Ce mercredi 8 juillet, la tramontane souffle de nouveau, ce qui pourrait compliquer les opérations pour maîtriser l'incendie. Selon une source de France Info, la situation demeure critique, et les pompiers restent sur le qui-vive, affrontant des conditions extrêmement difficiles.
Éreintés, certains d'entre eux tentent de se reposer dans un collège de Millas, où ils ont la chance de se laver après plusieurs jours d'intervention. Les témoignages de ces héros du quotidien soulignent l'intensité de leur travail. "Mes gants, ma cagoule, tout est fondu. En 30 secondes, tout a brûlé", raconte un sapeur-pompier, ajoutant que son expérience lors de cet incendie a été sans précédent.
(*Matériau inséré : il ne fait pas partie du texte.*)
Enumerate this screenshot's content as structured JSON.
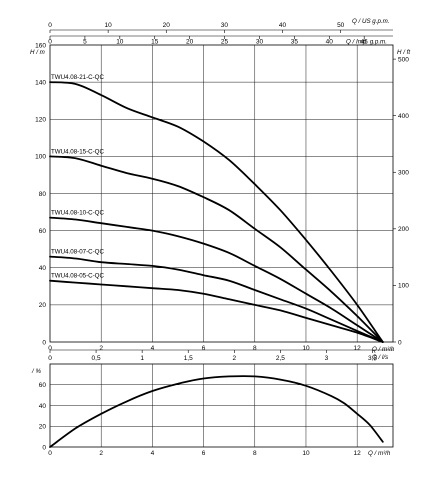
{
  "chart_data": [
    {
      "type": "line",
      "axes": {
        "q_m3h": {
          "label": "Q / m³/h",
          "range": [
            0,
            13.4
          ],
          "ticks": [
            "0",
            "2",
            "4",
            "6",
            "8",
            "10",
            "12"
          ]
        },
        "q_usgpm": {
          "label": "Q / US g.p.m.",
          "ticks": [
            "0",
            "10",
            "20",
            "30",
            "40",
            "50"
          ]
        },
        "q_impgpm": {
          "label": "Q / Imp. g.p.m.",
          "ticks": [
            "0",
            "5",
            "10",
            "15",
            "20",
            "25",
            "30",
            "35",
            "40",
            "45"
          ]
        },
        "q_ls": {
          "label": "Q / l/s",
          "ticks": [
            "0",
            "0,5",
            "1",
            "1,5",
            "2",
            "2,5",
            "3",
            "3,5"
          ]
        },
        "h_m": {
          "label": "H / m",
          "range": [
            0,
            160
          ],
          "ticks": [
            "0",
            "20",
            "40",
            "60",
            "80",
            "100",
            "120",
            "140",
            "160"
          ]
        },
        "h_ft": {
          "label": "H / ft",
          "ticks": [
            "0",
            "100",
            "200",
            "300",
            "400",
            "500"
          ]
        }
      },
      "grid": true,
      "series": [
        {
          "name": "TWU4.08-21-C-QC",
          "x": [
            0,
            1,
            2,
            3,
            4,
            5,
            6,
            7,
            8,
            9,
            10,
            11,
            12,
            13
          ],
          "y": [
            140,
            139,
            133,
            126,
            121,
            116,
            108,
            98,
            85,
            71,
            55,
            38,
            20,
            0
          ]
        },
        {
          "name": "TWU4.08-15-C-QC",
          "x": [
            0,
            1,
            2,
            3,
            4,
            5,
            6,
            7,
            8,
            9,
            10,
            11,
            12,
            13
          ],
          "y": [
            100,
            99,
            95,
            91,
            88,
            84,
            78,
            71,
            61,
            51,
            39,
            27,
            14,
            0
          ]
        },
        {
          "name": "TWU4.08-10-C-QC",
          "x": [
            0,
            1,
            2,
            3,
            4,
            5,
            6,
            7,
            8,
            9,
            10,
            11,
            12,
            13
          ],
          "y": [
            67,
            66,
            64,
            62,
            60,
            57,
            53,
            48,
            41,
            34,
            26,
            18,
            9,
            0
          ]
        },
        {
          "name": "TWU4.08-07-C-QC",
          "x": [
            0,
            1,
            2,
            3,
            4,
            5,
            6,
            7,
            8,
            9,
            10,
            11,
            12,
            13
          ],
          "y": [
            46,
            45,
            43,
            42,
            41,
            39,
            36,
            33,
            28,
            23,
            18,
            12,
            6,
            0
          ]
        },
        {
          "name": "TWU4.08-05-C-QC",
          "x": [
            0,
            1,
            2,
            3,
            4,
            5,
            6,
            7,
            8,
            9,
            10,
            11,
            12,
            13
          ],
          "y": [
            33,
            32,
            31,
            30,
            29,
            28,
            26,
            23,
            20,
            17,
            13,
            9,
            5,
            0
          ]
        }
      ]
    },
    {
      "type": "line",
      "axes": {
        "q_m3h": {
          "label": "Q / m³/h",
          "range": [
            0,
            13.4
          ],
          "ticks": [
            "0",
            "2",
            "4",
            "6",
            "8",
            "10",
            "12"
          ]
        },
        "eff": {
          "label": "/ %",
          "range": [
            0,
            80
          ],
          "ticks": [
            "0",
            "20",
            "40",
            "60"
          ]
        }
      },
      "grid": true,
      "series": [
        {
          "x": [
            0,
            1,
            2,
            3,
            4,
            5,
            6,
            7,
            8,
            9,
            10,
            11,
            11.5,
            12,
            12.5,
            13
          ],
          "y": [
            0,
            18,
            32,
            44,
            54,
            61,
            66,
            68,
            68,
            65,
            59,
            49,
            42,
            32,
            21,
            5
          ]
        }
      ]
    }
  ]
}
Un autre pompier, plus aguerri, partage ses sentiments face à cette situation désastreuse : "On se sent faible et sans contrôle". Cela témoigne de la pression immense qu'ils subissent face à l'ampleur des flammes.
"On a toujours une petite appréhension"
Gagnant un peu de répit, les pompiers échangent et se ressourcent avec un coach mental, tout en se préparant à un retour sur le terrain. "Quand on est parti au début, c'était des nuits de 1 à 2 heures. Maintenant, on ne sait pas comment le feu a évolué. On a toujours une petite appréhension", confie l'un d'eux, se dépêchant de ranger les provisions pour le prochain round.
Alors que la lutte continue, la mobilisation des équipes de secours souligne le dévouement sans faille de ces hommes et femmes face à l'un des pires incendies qu'ait connus la région.